ABSTRACT:
To test the strategy of an immune-based therapy using cyclic interruptions of treatments, we addressed the safety of this approach, the dynamics of viral load (VL) rebound and response after reintroducing the same therapy and the immune system changes in a cohort of eight consecutive patients in very early stages with chronic HIV-1 infection who discontinued highly active antiretroviral therapy after 1 year of successful treatment when therapy was interrupted (day 0). All eight patients had a sustained plasma VL below 20 copies/mL.
Medical visits were scheduled at baseline and days 0, 3, 7, 14, 21, 28 and monthly thereafter. The same antiretroviral therapy was initiated when plasma viral load became detectable. At baseline, plasma VL was below 5 copies/mL in five of eight cases, cerebrospinal fluid (CSF) VL below 20 copies/mL in all cases and tonsillar tissue viral load below40 copies/mg of tissue in all five patients with accessible tonsils. A rebound in plasma viral load was detected in all cases from day 2 to day 27 with a mean ±SD doubling time of 2.1±0.89 days. Three out of eight patients achieved a peak viral load higher (>0.5 log10) than baseline value before starting therapy. Mutations associated with resistance to stavudine and lamivudine were not detected.
During the period of viral rebound (at 0 and 25 days) percentage of CD8+CD28+ lymphocytes decreased (from a mean ±SD 45±14 to 36±7, P=0.07, and from 54±13 to 39±12, P=0.027, respectively) and percentage of CD8+CD38+ increased (from a mean ±SD 56±7 to 66±10, P= 0.05). SI index of phytohemagglutinin (PHA) and CD3 (at 0 and 25 days) decreased from a mean ±SD 33±31 to 15±21, P=0.1 and from 25±22 to 8±13, P=0.03, respectively in the five patients with a plasma viral load at day 0 of<5 copies/mL. However, SI index of PHA and CD3 did not change in the patients with a plasma viral load at day 0 between 5 and 20 copies/mL. Viral load dropped again below 20 copies/mL and CD4 T cell counts increased to at least day 0 levels (day of first interruption of therapy) in all patients after 1 month of restarting the same antiretroviral regimen. Six months later, all patients remained below 20 copies/mL and a second interruption was performed.

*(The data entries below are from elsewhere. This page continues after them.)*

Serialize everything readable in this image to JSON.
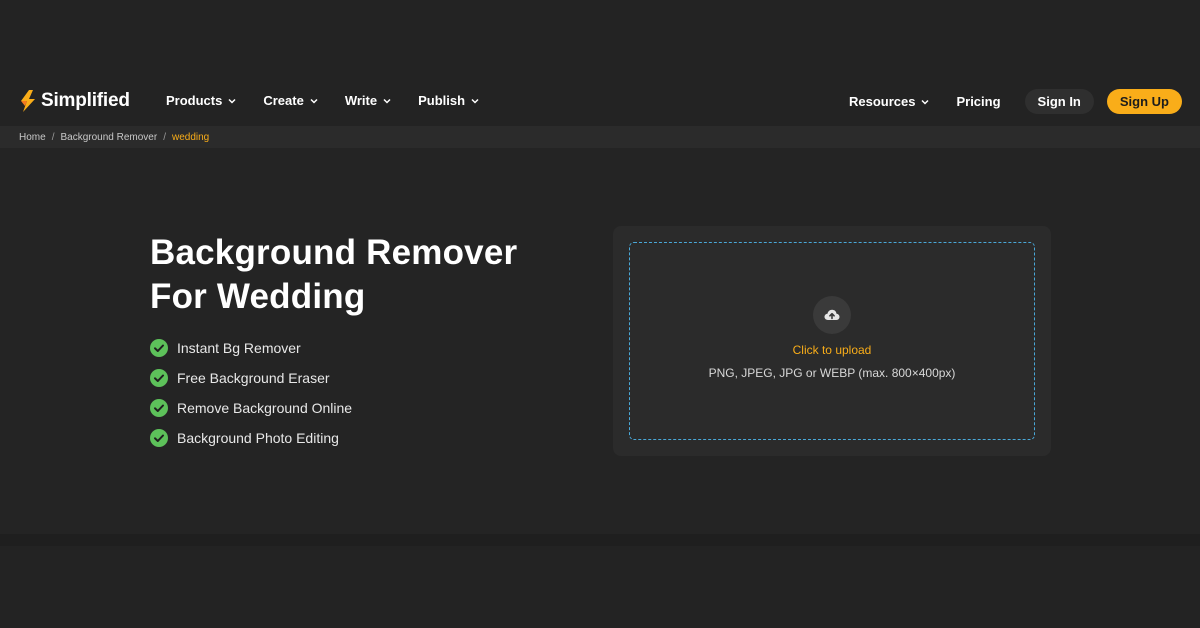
{
  "brand": {
    "name": "Simplified",
    "accent": "#f9ad19"
  },
  "nav": {
    "left": [
      {
        "label": "Products"
      },
      {
        "label": "Create"
      },
      {
        "label": "Write"
      },
      {
        "label": "Publish"
      }
    ],
    "resources_label": "Resources",
    "pricing_label": "Pricing",
    "signin_label": "Sign In",
    "signup_label": "Sign Up"
  },
  "breadcrumb": [
    "Home",
    "Background Remover",
    "wedding"
  ],
  "hero": {
    "title_line1": "Background Remover",
    "title_line2": "For Wedding",
    "features": [
      "Instant Bg Remover",
      "Free Background Eraser",
      "Remove Background Online",
      "Background Photo Editing"
    ]
  },
  "upload": {
    "icon": "cloud-upload-icon",
    "cta": "Click to upload",
    "hint": "PNG, JPEG, JPG or WEBP (max. 800×400px)"
  }
}
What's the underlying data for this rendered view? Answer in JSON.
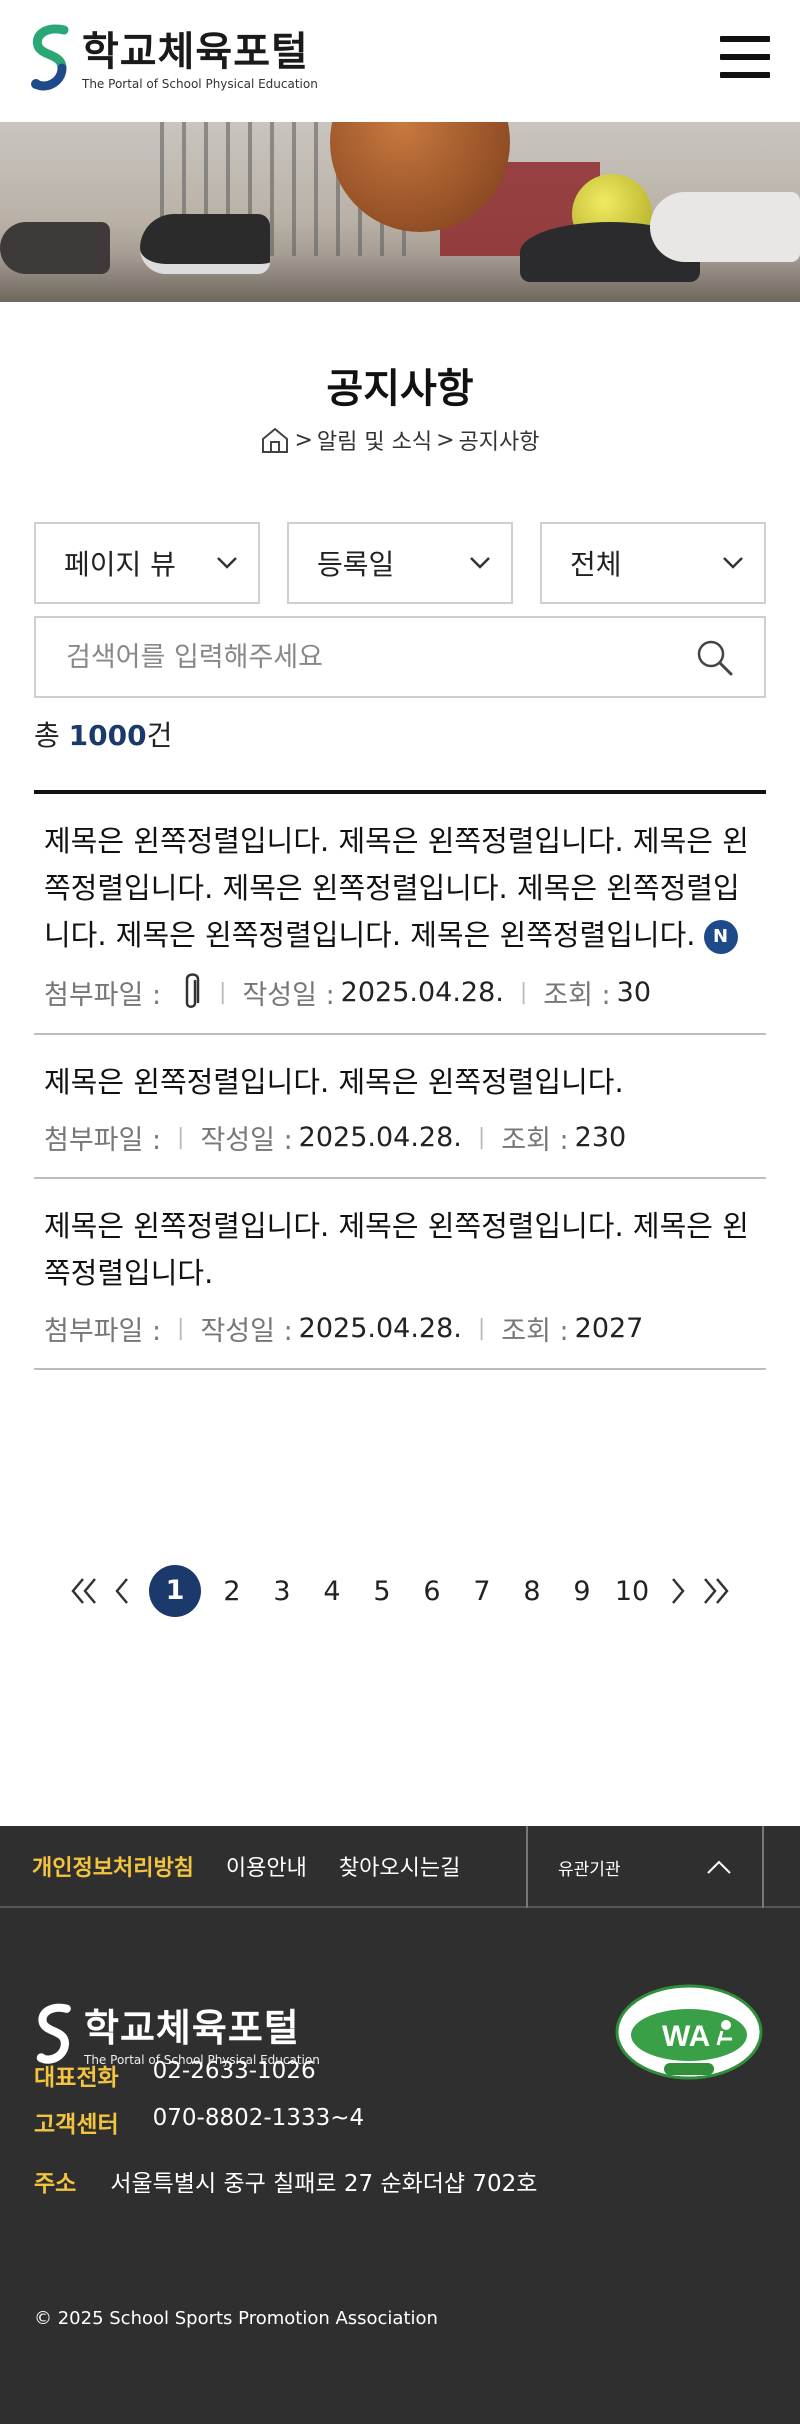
{
  "header": {
    "logo_title": "학교체육포털",
    "logo_sub": "The Portal of School Physical Education"
  },
  "page": {
    "title": "공지사항",
    "breadcrumb": [
      "알림 및 소식",
      "공지사항"
    ]
  },
  "filters": {
    "view": "페이지 뷰",
    "sort": "등록일",
    "category": "전체"
  },
  "search": {
    "placeholder": "검색어를 입력해주세요",
    "value": ""
  },
  "total": {
    "prefix": "총",
    "count": "1000",
    "suffix": "건"
  },
  "meta_labels": {
    "attach": "첨부파일 :",
    "date": "작성일 :",
    "views": "조회 :"
  },
  "items": [
    {
      "title": "제목은 왼쪽정렬입니다. 제목은 왼쪽정렬입니다. 제목은 왼쪽정렬입니다. 제목은 왼쪽정렬입니다. 제목은 왼쪽정렬입니다. 제목은 왼쪽정렬입니다. 제목은 왼쪽정렬입니다.",
      "badge": "N",
      "date": "2025.04.28.",
      "views": "30"
    },
    {
      "title": "제목은 왼쪽정렬입니다. 제목은 왼쪽정렬입니다.",
      "date": "2025.04.28.",
      "views": "230"
    },
    {
      "title": "제목은 왼쪽정렬입니다. 제목은 왼쪽정렬입니다. 제목은 왼쪽정렬입니다.",
      "date": "2025.04.28.",
      "views": "2027"
    }
  ],
  "pagination": {
    "pages": [
      "1",
      "2",
      "3",
      "4",
      "5",
      "6",
      "7",
      "8",
      "9",
      "10"
    ],
    "current": "1"
  },
  "footer": {
    "links": [
      "개인정보처리방침",
      "이용안내",
      "찾아오시는길"
    ],
    "related": "유관기관",
    "logo_title": "학교체육포털",
    "logo_sub": "The Portal of School Physical Education",
    "phone_label": "대표전화",
    "phone": "02-2633-1026",
    "center_label": "고객센터",
    "center": "070-8802-1333~4",
    "address_label": "주소",
    "address": "서울특별시 중구 칠패로 27 순화더샵 702호",
    "copyright": "© 2025 School Sports Promotion Association",
    "wa_mark": "과학기술정보통신부 WA WEB 접근성"
  },
  "colors": {
    "accent": "#1b3a6b",
    "footer_bg": "#2f2f2f",
    "footer_label": "#f3c43f",
    "badge": "#1f4a8a"
  }
}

Discontinuation of highly active antiretroviral therapy after 1 year of successful treatment are followed by a quick rebound. In the patients with viral load below 5 copies/mL the sequence of immunological and virological events associated with an acute infection are reproduced after interruption of treatment. The response to the antiretroviral treatment is very quick, The dynamics of viral load rebound and the immune system changes, including proliferative response to HIV-1 antigens, after the second interruption will be reported.